I am reminded of the "no ethical consumption under capitalism" refrain, which is sometimes used by people who don't like capitalism to justify taking the absolute least ethical option available.
> why is a guy with so many frequent flier miles telling me to fly less?
Maybe this is nitpicking but just to satisfy my own record more than anything: that would be individual action and I agree Al gore shouldn’t be telling anyone to fly less.
> Why is a rich guy who can eat the cost of a carbon tax telling me my plane tickets will cost more?
Carbon taxes affect big consumers more than small ones, and I would absolutely support eg a Canadian “carbon price” model where the money is doled out to everyone at the end of the year. And if anyone is still worse off, tax oil companies more until poor people are least-bad-off :)
I think you're misunderstanding me: the proposal of a carbon tax is fine, but if you're the person who spearheads it then it's most effective to already be individual acting. That way, you can't be accused of hypocrisy.

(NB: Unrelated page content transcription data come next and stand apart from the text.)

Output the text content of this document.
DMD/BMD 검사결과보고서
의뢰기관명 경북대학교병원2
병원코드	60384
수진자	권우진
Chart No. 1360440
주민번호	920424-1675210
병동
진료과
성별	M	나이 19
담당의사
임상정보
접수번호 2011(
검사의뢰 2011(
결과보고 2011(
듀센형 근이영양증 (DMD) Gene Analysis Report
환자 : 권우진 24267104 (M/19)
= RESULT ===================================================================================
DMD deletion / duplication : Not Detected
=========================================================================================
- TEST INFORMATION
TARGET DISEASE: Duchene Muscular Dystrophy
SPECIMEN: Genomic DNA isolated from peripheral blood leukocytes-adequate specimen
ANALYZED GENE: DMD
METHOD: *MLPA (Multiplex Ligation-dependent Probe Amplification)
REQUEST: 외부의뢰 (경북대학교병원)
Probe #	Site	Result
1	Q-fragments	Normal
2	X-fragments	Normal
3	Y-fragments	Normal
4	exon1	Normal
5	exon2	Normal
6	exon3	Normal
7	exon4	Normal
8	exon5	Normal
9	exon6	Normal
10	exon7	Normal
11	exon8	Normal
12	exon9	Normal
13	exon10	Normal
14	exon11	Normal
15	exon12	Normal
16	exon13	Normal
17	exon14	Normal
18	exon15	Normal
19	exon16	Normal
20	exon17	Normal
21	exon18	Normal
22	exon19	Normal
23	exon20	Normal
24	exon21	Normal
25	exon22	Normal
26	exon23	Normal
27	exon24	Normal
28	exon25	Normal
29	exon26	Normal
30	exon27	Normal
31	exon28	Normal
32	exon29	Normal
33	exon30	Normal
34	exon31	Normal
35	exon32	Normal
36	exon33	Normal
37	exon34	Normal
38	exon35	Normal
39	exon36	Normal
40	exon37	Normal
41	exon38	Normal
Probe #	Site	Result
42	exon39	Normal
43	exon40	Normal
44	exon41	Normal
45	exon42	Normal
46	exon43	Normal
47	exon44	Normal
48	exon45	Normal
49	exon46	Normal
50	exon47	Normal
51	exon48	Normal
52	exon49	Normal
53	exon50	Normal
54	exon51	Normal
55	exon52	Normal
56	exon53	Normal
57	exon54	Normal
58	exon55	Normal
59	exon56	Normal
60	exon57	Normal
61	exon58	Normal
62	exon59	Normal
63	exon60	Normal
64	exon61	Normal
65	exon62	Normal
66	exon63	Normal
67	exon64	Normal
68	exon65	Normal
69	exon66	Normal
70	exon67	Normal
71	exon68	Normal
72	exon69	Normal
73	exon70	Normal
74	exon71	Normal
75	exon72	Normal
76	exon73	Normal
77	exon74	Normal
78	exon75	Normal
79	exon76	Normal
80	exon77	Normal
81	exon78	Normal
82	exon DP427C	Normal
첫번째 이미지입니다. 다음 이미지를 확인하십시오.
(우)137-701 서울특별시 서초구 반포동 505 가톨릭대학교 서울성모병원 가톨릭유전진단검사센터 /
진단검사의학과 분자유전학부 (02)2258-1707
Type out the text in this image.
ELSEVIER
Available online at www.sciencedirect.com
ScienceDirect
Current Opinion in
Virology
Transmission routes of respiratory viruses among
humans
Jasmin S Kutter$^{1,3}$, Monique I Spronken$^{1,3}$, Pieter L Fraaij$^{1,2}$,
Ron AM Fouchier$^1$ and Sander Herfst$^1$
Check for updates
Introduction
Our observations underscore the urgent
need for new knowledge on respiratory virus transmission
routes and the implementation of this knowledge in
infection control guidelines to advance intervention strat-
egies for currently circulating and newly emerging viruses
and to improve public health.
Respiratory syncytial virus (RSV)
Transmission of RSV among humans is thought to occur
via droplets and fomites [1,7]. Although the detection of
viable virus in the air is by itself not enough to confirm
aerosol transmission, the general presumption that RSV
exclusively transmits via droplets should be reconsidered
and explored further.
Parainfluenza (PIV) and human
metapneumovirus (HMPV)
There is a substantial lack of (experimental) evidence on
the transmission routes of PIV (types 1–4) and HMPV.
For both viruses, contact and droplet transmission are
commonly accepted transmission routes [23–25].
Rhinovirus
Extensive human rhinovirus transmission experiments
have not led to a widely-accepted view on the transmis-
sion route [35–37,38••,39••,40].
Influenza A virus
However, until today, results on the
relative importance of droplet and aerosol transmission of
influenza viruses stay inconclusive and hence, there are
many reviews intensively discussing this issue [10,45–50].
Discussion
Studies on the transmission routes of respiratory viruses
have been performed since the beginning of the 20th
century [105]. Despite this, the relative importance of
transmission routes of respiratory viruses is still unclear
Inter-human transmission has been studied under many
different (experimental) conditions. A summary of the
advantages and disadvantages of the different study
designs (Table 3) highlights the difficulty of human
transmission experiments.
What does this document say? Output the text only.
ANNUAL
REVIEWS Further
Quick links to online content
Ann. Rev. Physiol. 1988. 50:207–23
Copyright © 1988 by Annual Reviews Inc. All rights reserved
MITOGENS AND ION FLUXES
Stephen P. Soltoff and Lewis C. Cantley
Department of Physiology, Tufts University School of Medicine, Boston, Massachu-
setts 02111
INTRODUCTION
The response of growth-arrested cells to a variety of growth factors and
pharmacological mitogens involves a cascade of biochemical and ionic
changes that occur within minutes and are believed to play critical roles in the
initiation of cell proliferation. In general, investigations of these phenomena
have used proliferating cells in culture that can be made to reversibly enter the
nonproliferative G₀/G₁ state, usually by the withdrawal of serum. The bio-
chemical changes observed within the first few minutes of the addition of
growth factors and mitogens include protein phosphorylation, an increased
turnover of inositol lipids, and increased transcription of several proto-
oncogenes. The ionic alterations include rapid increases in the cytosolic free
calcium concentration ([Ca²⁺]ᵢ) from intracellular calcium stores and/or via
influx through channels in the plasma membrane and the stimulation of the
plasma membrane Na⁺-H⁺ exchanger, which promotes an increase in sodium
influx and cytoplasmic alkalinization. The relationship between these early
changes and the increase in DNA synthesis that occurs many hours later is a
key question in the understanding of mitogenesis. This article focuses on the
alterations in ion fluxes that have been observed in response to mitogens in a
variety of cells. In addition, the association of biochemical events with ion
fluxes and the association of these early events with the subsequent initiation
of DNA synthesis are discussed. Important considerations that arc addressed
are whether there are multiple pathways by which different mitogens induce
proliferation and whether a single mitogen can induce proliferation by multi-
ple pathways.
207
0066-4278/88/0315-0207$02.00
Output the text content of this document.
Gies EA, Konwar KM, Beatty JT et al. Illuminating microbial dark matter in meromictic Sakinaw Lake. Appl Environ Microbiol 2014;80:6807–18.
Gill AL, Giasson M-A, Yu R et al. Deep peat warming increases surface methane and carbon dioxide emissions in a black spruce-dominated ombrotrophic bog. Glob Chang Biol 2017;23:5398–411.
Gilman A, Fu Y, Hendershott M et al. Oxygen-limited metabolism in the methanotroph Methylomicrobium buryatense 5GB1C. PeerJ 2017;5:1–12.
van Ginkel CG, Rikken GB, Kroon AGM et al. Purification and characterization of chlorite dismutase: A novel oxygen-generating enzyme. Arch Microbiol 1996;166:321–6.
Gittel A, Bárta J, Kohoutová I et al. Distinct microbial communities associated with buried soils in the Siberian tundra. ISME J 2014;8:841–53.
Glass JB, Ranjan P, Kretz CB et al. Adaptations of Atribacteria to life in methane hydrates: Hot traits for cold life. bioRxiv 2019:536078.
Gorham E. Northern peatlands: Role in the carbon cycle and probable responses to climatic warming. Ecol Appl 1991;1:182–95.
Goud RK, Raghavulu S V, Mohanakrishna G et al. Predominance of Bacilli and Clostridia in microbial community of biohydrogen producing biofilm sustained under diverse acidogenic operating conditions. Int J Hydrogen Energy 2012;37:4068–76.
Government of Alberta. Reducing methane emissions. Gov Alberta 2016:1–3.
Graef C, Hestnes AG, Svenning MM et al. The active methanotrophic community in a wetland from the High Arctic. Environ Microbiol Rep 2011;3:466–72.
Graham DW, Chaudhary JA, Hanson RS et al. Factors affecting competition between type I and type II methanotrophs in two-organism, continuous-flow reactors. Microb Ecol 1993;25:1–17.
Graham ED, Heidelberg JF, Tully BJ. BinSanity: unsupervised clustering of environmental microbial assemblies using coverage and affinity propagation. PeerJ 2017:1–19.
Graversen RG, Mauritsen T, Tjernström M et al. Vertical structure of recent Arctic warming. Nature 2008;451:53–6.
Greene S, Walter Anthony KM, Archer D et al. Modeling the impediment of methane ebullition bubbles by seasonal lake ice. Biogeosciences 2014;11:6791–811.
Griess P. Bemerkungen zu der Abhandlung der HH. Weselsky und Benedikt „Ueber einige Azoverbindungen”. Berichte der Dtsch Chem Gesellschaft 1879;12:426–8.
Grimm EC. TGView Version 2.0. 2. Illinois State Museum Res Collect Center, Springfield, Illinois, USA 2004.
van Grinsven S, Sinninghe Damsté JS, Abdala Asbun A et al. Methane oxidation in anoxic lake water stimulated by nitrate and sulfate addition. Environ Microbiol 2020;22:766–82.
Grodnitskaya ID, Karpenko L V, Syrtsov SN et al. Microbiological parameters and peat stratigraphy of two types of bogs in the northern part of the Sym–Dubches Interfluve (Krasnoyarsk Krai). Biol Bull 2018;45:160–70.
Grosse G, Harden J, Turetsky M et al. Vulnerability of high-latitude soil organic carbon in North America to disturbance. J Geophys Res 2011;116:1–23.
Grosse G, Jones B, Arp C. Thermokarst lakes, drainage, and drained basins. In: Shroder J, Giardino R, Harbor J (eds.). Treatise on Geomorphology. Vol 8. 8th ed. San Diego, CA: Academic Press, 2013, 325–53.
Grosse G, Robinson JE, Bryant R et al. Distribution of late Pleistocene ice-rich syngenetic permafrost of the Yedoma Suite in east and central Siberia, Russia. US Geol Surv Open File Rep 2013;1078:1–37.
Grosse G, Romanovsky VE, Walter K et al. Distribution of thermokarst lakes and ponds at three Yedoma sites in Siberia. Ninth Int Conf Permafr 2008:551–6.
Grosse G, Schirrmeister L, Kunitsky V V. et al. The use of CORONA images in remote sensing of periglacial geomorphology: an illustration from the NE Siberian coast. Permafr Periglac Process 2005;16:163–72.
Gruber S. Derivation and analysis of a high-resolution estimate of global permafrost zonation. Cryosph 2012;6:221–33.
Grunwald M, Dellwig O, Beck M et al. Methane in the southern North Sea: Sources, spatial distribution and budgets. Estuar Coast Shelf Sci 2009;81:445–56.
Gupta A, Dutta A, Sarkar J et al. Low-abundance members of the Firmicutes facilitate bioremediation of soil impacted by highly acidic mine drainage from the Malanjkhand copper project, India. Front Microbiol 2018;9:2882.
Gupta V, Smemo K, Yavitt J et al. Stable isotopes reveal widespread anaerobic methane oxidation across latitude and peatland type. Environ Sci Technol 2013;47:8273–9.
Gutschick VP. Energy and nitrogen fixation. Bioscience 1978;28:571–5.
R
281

You can't support the tax as effectively unless you prove by your actions that you believe in the cause. While individual action won't directly solve the problem, failing to take individual action might jeopardise your ability to support collective action.
No. If you purely advocate for collective action and explicitly against individual action, people won’t hold you up as a personal martyr with higher moral standards. This happens when the conversation turns to blaming the individual. Stay on message, focus on collective action, and people will listen.
Individual blame and responsibility has become inexorably linked with the anti climate change movement unfortunately. It is a Trojan horse for those willing to derail the movement. But if you stay on message, and lead with “no individual action, only collective action”, any counter of “but You!” only serves to reinforce the message: “Yes, Me, because Us or Nobody.”
I agree with your overall point but the messaging is so crucial that even “people downvoted this because individual action, but…” no—no but: that’s the whole point. No but, no individual action. Moloch has nothing to do with an advocate or lack thereof. We need to stay really clearly on message: collective action solves a tragedy of the commons. The end.
Moloch becomes relevant when we fail to take collective action. At that point: yes, shame. On Us.